Anak Baru

140 10 2
                                    

Aku mengetukkan pulpen ke meja. Jam segini sebenarnya waktunya untuk program literasi. Tapi, wali kelas kami belum masuk juga.

"Elah, nungguin Bu Yuka serasa nungguin dia biar peka." kami menyoraki Mika. Dasar anak itu.

"Assalamualaikum anak-anak." Ibu Yuka masuk dengan pakaian syar'i yang menurutku sangat cantik. Dia sudah tidak bisa dikatakan muda lagi, tapi aku merasa beliau sangat cantik.

"Wih, itu anak baru?" aku mendongak saat mendengar Alfi berdecak kagum.

Mataku langsung tertumpu pada mata hitam pekat itu. Mata yang terhalangi kaca mata lingkaran yang digunakan oleh boboho. Kalian tahu? Tapi, aku akui dia tidak terlihat cupu. Malah keren. Rambutnya coklat tua hampir seperti hitam. Kulitnya tidak terlalu putih. Paslah. Pas untuk jad... Eh?
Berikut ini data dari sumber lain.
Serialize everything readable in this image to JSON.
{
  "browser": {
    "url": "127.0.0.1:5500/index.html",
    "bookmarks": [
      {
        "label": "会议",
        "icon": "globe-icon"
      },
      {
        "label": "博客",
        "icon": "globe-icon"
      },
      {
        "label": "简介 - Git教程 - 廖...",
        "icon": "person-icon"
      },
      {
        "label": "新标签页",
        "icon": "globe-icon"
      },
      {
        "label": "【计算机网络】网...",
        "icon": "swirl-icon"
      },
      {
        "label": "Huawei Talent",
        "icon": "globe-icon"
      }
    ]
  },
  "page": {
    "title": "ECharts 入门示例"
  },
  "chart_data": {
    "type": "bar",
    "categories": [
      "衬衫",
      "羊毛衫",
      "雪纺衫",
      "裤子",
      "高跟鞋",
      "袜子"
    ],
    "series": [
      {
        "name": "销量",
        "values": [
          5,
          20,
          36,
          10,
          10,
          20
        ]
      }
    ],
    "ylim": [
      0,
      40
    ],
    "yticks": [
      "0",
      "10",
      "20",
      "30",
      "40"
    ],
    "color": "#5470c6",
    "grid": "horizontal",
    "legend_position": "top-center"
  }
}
Lupakan.

"Perkenalkan ini Rayhan Surya Permana. Dia pindahan dari Jakarta. Rayhan, bisa kamu perkenalkan diri biar lebih jelas?" pemuda itu tersenyum manis. Aih, kenapa aku merasa ganjil dengan senyumannya.

"Perkenalkan nama saya Rayhan Surya Permana. Kalian bisa panggil saya Ray atau Rayhan. Saya pindahan dari SMA Angkasa Jakarta." aku tertawa.

"Apa bedanya penjelasan lo sama penjelasan Ibu Yuka?" Ibu Yuka berdehem mendengar pertanyaanku.

"Kalian bisa nanya kalau mau tahu lebih." suara antusias temanku mengisi pendengaran. Aku dan teman laki-lakiku langsung berdecak. Gini, nih kalau ada anak perawan kurang belaian ngelihat cowok mulus, ribet banget.

"Umur kamu berapa?" suara Novi mengawali sesi tanya jawab bak meet and greet. Aku merasa ini sangat membuang waktu.

"15." idih irit banget. Apanya yang lima belas? Umurnya apa sisa hidupnya?

Banyak lagi pertanyaan tak penting yang membuat kepalaku berdenyut. Aku melihat raut malas teman laki-laki ku.

"Lessa, kamu ada pertanyaan?" aku mengerjap. Apa aku ketahuan mendumal. Sialan! Aku tahu, apa yang harus ku tanyakan.

Aku menggeleng. "Ya sudah, Rayhan kamu duduk sendiri di pojok. Jangan sampai ada yang bermasalah." kami mengangguk dengan tersenyum.

Rayhan berjalan ke tempat yang Ibu Yuka maksud. Duduk di sana dengan anteng. Aku melirik ke arahnya. Dia menyisir rambutnya dengan jari-jari panjangnya. Dia tiba-tiba tersenyum sinis dan melihat ke arahku.

Aku gelagapan. Sial. Apa dia melihatku?

"Pagi anak-anak! Buka halaman 69, kita akan membahas." kami mengiyakan. Mencari halaman yang diminta.
____________________________________

Suara bel istirahat serasa mengembalikan kebahagiaan semua siswa. Tapi, tidak denganku. Aku masih merutuk. Ya Tuhan. Keputusan yang tidak adil sekali tadi.

"Baik anak-anak, karena sudah istirahat jadikan pr saja. Lessa jangan lupa, kamu harus membimbing Rayhan dalam pelajarannya." aku mengangguk. Mencoba tersenyum.

Aku membereskan alat tulisku. Bersiap ke kantin. "Lo mau kemana?" aku membalik badan menemukan seorang yang na'udzubillah sangat-sangat merusak kehidupan yang sangat damai.

"Ke kantin." jawabku singkat. Aku berjalan dengan risih. Jelas saja, bagaimana tidak? Manusia berkacamata yang songongnya mengalahkan para penjajah membuatku ingin menabok kepalanya dengan batu bata.

"Lo ngapain, sih? Ngintilin gue gitu?" dia mengangkat sebelah alisnya.

"Gue anak baru di sini. Daripada gue tersesat,'kan?" aku menahan api di kepalaku yang sebentar lagi akan keluar.

"Kenapa harus gue? Kenapa gak anak-anak cowok, sih?" aku mengepalkan tangan. Anjir, boleh dilempar gak, nih? Kok nyebelin, sih?

"Lo mau gue dikira homo?" aku menggertakkan gigi.